Lipid membranes are composed of a phospholipid bilayer, which is a double layer of phospholipids. Phospholipids are amphipathic molecules, meaning they have both hydrophilic (water-loving) and hydrophobic (water-hating) regions. The hydrophilic head groups of phospholipids face the aqueous environment on either side of the membrane, while the hydrophobic fatty acid tails face each other in the center of the membrane.

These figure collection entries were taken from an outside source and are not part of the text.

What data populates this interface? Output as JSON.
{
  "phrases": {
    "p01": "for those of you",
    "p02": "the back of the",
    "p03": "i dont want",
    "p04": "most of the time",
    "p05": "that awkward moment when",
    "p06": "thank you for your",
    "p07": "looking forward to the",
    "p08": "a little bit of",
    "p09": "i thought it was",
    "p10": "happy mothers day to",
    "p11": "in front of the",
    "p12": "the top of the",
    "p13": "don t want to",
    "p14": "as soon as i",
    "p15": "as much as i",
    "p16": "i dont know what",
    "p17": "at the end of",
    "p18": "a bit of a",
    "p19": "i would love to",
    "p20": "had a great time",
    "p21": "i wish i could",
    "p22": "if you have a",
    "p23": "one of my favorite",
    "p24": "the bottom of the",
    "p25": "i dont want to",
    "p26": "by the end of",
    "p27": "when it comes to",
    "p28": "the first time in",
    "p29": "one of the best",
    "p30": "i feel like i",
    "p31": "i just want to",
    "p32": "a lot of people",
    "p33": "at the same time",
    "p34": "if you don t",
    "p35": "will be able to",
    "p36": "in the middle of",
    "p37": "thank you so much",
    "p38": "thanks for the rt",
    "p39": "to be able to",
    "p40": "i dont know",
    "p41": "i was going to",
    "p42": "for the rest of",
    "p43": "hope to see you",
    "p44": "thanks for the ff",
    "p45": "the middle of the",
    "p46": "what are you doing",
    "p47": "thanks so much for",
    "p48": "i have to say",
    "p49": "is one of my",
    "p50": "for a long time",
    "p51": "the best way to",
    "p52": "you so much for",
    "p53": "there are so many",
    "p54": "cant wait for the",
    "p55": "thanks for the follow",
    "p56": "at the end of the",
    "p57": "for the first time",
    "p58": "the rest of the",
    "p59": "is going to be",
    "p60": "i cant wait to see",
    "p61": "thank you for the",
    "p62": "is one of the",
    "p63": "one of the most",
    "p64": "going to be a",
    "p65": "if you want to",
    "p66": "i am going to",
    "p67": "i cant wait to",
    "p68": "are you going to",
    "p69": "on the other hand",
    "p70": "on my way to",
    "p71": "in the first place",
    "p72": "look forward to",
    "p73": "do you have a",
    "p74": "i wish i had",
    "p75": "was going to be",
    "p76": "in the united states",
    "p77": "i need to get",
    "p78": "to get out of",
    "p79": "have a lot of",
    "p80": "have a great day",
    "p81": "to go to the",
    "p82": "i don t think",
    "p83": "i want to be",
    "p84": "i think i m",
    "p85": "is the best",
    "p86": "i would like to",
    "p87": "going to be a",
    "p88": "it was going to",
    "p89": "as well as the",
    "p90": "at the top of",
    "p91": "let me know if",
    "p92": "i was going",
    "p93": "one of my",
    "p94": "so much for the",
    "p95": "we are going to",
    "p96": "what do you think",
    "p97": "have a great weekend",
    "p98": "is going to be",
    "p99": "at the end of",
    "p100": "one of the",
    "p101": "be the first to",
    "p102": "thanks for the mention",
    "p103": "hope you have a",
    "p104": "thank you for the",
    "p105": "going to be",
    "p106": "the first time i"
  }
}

The phase behavior of lipid membranes is determined by the temperature and the composition of the membrane. At low temperatures, lipid membranes are in a solid-ordered (So) phase, in which the fatty acid tails are tightly packed together. As the temperature increases, the fatty acid tails become more disordered and the membrane transitions to a liquid-disordered (Ld) phase.

Charged nanoparticles can affect the phase behavior of lipid membranes by interacting with the charged head groups of phospholipids. This interaction can induce a transition from a Ld to a So phase, even at low temperatures. This is because the charged nanoparticles can neutralize the electrostatic repulsion between the charged head groups of phospholipids, allowing the fatty acid tails to pack more tightly together.

The ability of charged nanoparticles to induce a Ld to So phase transition in lipid membranes has important implications for the design of drug delivery systems. Nanoparticles can be used to deliver drugs across lipid membranes, and the phase behavior of the membrane can affect the efficiency of drug delivery. By controlling the charge of nanoparticles, it is possible to design drug delivery systems that are more effective at delivering drugs across lipid membranes.